You’ve heard the sales pitches: Office365 – The platform to solve ALL your needs! From meetings, to document management, working with people outside your organisation, social networking, custom applications, business process automation, forms & workflow, analytics, security & compliance, device management…the list goes on and is only getting bigger!
When I hear Office365 described – I often hear attributes religious people give to God.
- It’s everywhere you go – Omnipresent
- It knows everything you do – Omniscient
- It’s so powerful it can do everything you want – Omnipotent
- It’s unified despite having multiple components – Oneness
- It can punish you for doing with the wrong thing – Wrathful
It’s taking on a persona – how long before it becomes self-aware!?

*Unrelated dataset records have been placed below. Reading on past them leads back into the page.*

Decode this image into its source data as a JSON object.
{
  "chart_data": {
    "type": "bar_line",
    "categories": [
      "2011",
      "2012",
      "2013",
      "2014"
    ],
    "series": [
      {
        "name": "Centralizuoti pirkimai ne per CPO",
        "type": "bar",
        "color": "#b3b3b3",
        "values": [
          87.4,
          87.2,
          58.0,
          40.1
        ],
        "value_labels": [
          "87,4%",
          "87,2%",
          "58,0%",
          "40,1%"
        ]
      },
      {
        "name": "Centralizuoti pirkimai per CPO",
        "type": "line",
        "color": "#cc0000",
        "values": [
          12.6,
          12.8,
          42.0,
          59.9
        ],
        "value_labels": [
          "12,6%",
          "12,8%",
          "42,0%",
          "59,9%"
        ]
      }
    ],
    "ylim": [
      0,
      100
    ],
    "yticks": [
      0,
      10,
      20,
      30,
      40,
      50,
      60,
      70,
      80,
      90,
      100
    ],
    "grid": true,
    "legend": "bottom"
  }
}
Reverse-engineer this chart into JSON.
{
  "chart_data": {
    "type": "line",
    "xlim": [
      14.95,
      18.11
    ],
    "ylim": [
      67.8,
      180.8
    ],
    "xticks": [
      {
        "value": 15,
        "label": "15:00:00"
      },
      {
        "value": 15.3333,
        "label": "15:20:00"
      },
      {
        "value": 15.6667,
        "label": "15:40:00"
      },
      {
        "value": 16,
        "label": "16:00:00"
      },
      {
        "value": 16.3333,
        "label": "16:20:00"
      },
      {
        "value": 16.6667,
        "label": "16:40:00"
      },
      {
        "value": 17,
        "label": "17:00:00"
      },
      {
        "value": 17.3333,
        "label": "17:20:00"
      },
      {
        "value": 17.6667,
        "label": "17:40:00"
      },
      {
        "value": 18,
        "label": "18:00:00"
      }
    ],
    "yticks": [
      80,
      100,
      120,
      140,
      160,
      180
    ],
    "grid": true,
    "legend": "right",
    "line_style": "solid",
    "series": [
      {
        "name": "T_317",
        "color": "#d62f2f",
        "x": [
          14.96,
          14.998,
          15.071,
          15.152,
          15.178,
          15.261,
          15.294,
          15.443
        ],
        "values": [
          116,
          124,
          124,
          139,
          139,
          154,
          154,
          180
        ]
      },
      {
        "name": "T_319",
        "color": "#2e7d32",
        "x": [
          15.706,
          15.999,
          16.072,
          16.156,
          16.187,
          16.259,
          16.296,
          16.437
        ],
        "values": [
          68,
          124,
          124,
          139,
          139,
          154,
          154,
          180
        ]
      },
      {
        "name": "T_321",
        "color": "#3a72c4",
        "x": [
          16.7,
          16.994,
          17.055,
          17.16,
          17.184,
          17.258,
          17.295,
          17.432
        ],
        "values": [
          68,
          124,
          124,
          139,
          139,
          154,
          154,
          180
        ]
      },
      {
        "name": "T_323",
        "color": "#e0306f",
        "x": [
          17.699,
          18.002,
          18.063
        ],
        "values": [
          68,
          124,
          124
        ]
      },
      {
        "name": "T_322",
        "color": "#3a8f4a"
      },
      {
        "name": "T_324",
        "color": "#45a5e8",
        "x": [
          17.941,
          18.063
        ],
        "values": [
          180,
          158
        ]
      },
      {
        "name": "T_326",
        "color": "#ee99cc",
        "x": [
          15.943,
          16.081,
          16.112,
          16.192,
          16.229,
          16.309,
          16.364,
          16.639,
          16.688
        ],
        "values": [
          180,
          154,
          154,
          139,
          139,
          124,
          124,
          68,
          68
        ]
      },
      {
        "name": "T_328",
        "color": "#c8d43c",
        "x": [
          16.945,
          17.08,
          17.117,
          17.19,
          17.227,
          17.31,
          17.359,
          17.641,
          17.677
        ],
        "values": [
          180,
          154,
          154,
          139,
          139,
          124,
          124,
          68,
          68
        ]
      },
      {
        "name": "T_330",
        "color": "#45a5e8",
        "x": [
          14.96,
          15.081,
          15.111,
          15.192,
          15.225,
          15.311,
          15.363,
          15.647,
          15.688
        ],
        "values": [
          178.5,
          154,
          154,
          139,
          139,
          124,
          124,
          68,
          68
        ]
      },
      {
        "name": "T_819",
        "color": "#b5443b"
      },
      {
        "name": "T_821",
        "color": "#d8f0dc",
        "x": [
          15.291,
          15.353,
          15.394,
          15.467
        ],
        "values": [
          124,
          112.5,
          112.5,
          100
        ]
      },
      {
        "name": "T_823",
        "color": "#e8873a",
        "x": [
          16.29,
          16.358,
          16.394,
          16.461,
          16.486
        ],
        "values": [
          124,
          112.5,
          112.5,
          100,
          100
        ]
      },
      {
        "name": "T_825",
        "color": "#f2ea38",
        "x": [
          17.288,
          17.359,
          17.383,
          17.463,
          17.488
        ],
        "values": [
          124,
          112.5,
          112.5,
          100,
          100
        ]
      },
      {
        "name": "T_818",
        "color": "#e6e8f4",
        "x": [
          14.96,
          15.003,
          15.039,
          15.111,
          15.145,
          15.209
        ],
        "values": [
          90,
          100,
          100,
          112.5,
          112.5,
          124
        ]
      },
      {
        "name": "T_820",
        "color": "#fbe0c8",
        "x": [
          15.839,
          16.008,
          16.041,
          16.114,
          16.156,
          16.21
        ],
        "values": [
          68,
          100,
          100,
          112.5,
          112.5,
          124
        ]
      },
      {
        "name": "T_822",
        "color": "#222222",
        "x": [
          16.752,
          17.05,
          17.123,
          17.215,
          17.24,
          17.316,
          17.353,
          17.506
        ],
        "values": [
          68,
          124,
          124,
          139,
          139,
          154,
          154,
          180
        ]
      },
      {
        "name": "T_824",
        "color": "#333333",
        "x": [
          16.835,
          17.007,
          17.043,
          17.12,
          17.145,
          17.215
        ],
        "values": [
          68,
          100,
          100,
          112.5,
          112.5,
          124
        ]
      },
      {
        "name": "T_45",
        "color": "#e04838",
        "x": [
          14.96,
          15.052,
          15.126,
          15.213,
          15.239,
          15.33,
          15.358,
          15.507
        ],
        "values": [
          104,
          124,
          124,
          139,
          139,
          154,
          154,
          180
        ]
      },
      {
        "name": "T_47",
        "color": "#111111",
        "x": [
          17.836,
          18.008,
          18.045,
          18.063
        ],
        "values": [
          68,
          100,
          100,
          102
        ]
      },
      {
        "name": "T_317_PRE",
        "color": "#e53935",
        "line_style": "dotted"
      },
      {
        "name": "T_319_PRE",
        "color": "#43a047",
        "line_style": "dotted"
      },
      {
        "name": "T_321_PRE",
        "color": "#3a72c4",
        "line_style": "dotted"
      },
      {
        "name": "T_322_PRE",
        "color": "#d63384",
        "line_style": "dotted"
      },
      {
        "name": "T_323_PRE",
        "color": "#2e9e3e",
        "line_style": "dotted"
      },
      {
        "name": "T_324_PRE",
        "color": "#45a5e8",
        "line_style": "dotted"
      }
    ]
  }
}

If it can really meet ALL your needs, how do we define its use, do we just use it for everything? Where do we start? How do we define what it means if it can do everything?
Enter limitation. Limitation is a powerful idea that brings clarity through constraint. It’s the foundation on which definition is built. Can you really define something that can do anything?
The other side would suggest limiting technology constrains thinking and prevents creativity. I don’t agree. Limitation begets creativity. It helps zero-in thinking and helps create practical, creative solutions with what you have. Moreover, having modern technology doesn’t make you a creative & innovative organisation. It’s about culture, people & process. As always, technology is a mere enabler.
What can’t we use Office365 for?
Sometimes its easier to start here. Working with Architecture teams to draw boundaries around the system helps provide guidance for appropriate use. They have a good grasp on enterprise architecture and reasons why things are the way they are. It helps clearly narrow use cases & provides a definition that makes sense to people.
- We don’t use it to share content externally because of..
- We can’t use it for customer facing staff because of…
- We don’t use it for Forms & Workflow because we have <insert app name here>
- We can’t don’t use it as a records management system because we have …
Office365 Use cases – The basis of meaning
Microsoft provide some great material on generic use cases. Document collaboration, secure external sharing, workflow, managing content on-the-go, making meetings more efficient etc. These represent ideals and are sometimes too far removed from the reality of your organisation. Use them as a basis and further develop them with relevance to your business unit or organisation.
Group ideation workshops, discussions & brainstorming sessions are a great way to help draw out use cases. Make sure you have the right level of people, not too high & not too low. You can then follow-up with each and drill in to the detail and see the value the use case provides.
Get some runs on the board
Once you’ve defined a few use cases, work with the business to start piloting. Prove the use case with real-life scenarios. Build the network of people around the use cases and start to draw out and refine how it solves pain, for here is where true value appears. This can be a good news story that can be told to other parts of the business to build excitement.
Plan for supply & demand
Once you some have runs on the board, if successful, word will quickly get out. People will want it. Learn to harness this excitement and build off the energy created. Be ready to deal with sudden increase in supply.
On the demand side, plan for service management. How do people get support? Who support it? How do we customise it? What the back-out plan? How do we manage updates? All the typical ITIL components you’d expect should be planned for during your pilots.
Office365 Roadmap to remove limitations & create new use cases
They are a meaningful way to communicate when value will be unlocked. IT should have a clear picture of business value is and how it will work to unlock the capabilities the business needs in order for it to be successful.
Roadmaps do a good at communicating this. Though typically, they are technology focused. This might be a great way to help unify the IT team, but people on the receiving end wont quiet understand. Communicate using their language in ways they understand i.e. what value it will provide them, when & how it will help them be successful.